Probably not. The Journal of Exposure Science & Environmental Epidemiology published a study in 2019 showing that indoor vegetation did not remove air pollutants.
How can you keep your air clean if you don’t have an air purifier?
When disasters affect our indoor air quality, air purifiers sell out quickly. A few steps you can take to clean the air without a purifier are cleaning regularly, ventilating with fans, and storing chemicals outside of your house.
During the Western US’s wildfire season, we spoke to Junfeng Zhang, PhD, professor of global and environmental health at Duke University, for additional tips. Zhang recommended people with heart disease, COPD, asthma, and other pre-existing conditions wear N95 masks, even when indoors.

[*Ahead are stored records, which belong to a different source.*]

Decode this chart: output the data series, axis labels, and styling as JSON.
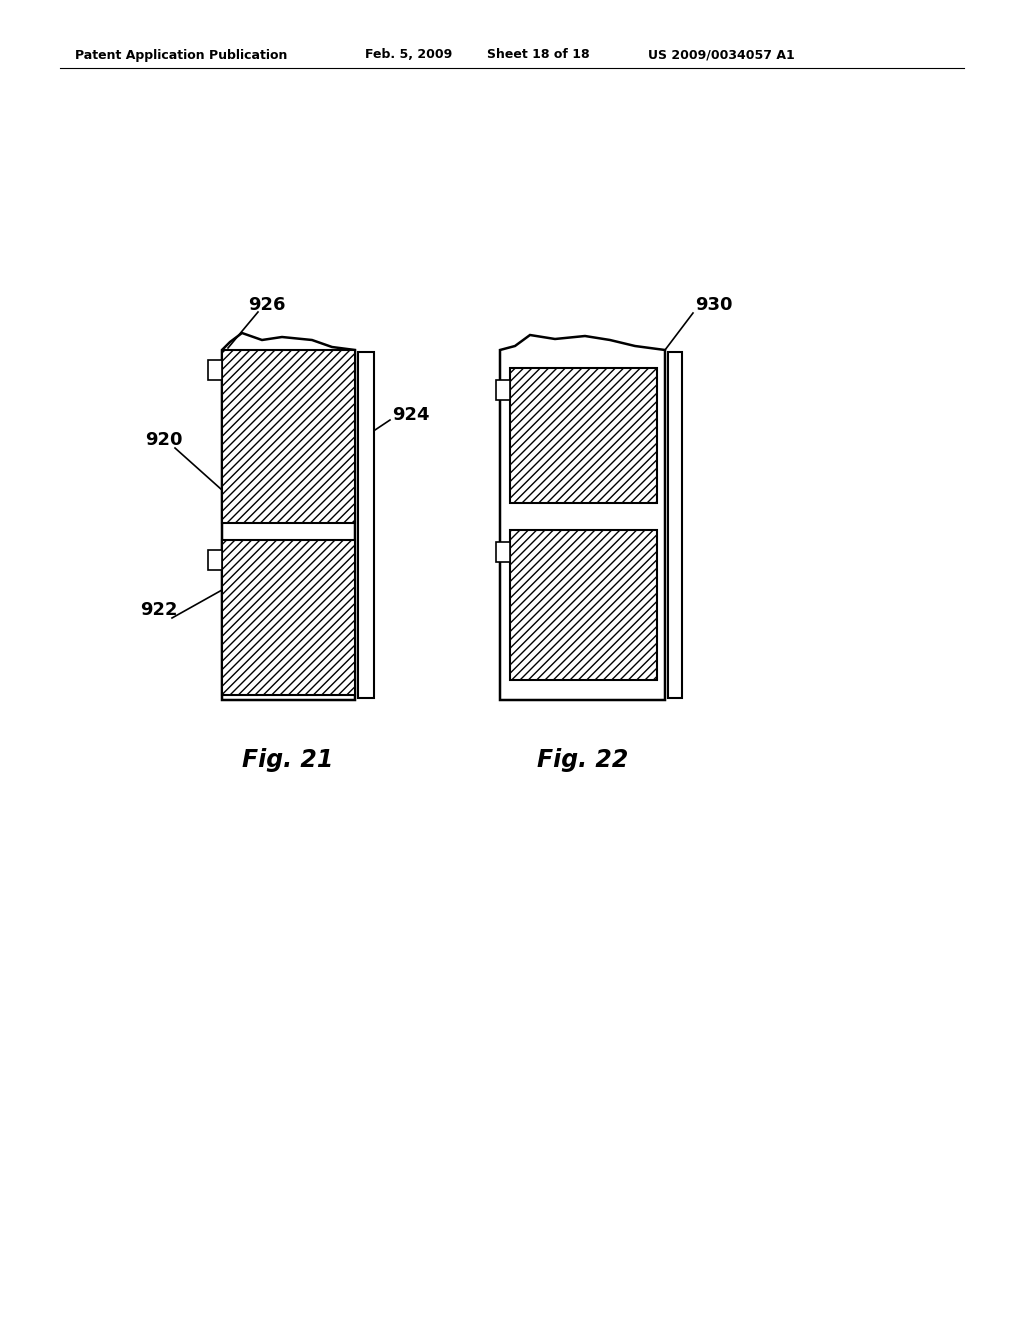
{
  "bg_color": "#ffffff",
  "header_text": "Patent Application Publication",
  "header_date": "Feb. 5, 2009",
  "header_sheet": "Sheet 18 of 18",
  "header_patent": "US 2009/0034057 A1",
  "fig21_label": "Fig. 21",
  "fig22_label": "Fig. 22",
  "label_920": "920",
  "label_922": "922",
  "label_924": "924",
  "label_926": "926",
  "label_930": "930"
}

Are air purifiers worth it?
If you cannot take steps to improve your indoor air quality by other means or the pollutants still seem to stick around, an air purifier is an intelligent choice. Even the worst air purifiers we tested improved indoor air quality.
Are ionizing air purifiers safe?
The efficacy and safety of ionizers are debatable. Ionizers can generate ozone, a lung irritant. Enesta Jones, an EPA spokesperson, said even low amounts of ozone could cause shortness of breath, chest pain, throat irritation, and coughing.
Jones added that consumers should follow the manufacturer’s instructions and avoid models that generate ozone. You can ensure a purifier doesn’t produce ozone by looking for UL 2998 Standard Certification.
We don’t recommend any ionizing air purifiers (unless you can turn off the ionizing function) because this technology is so new and could adversely affect your ability to breathe.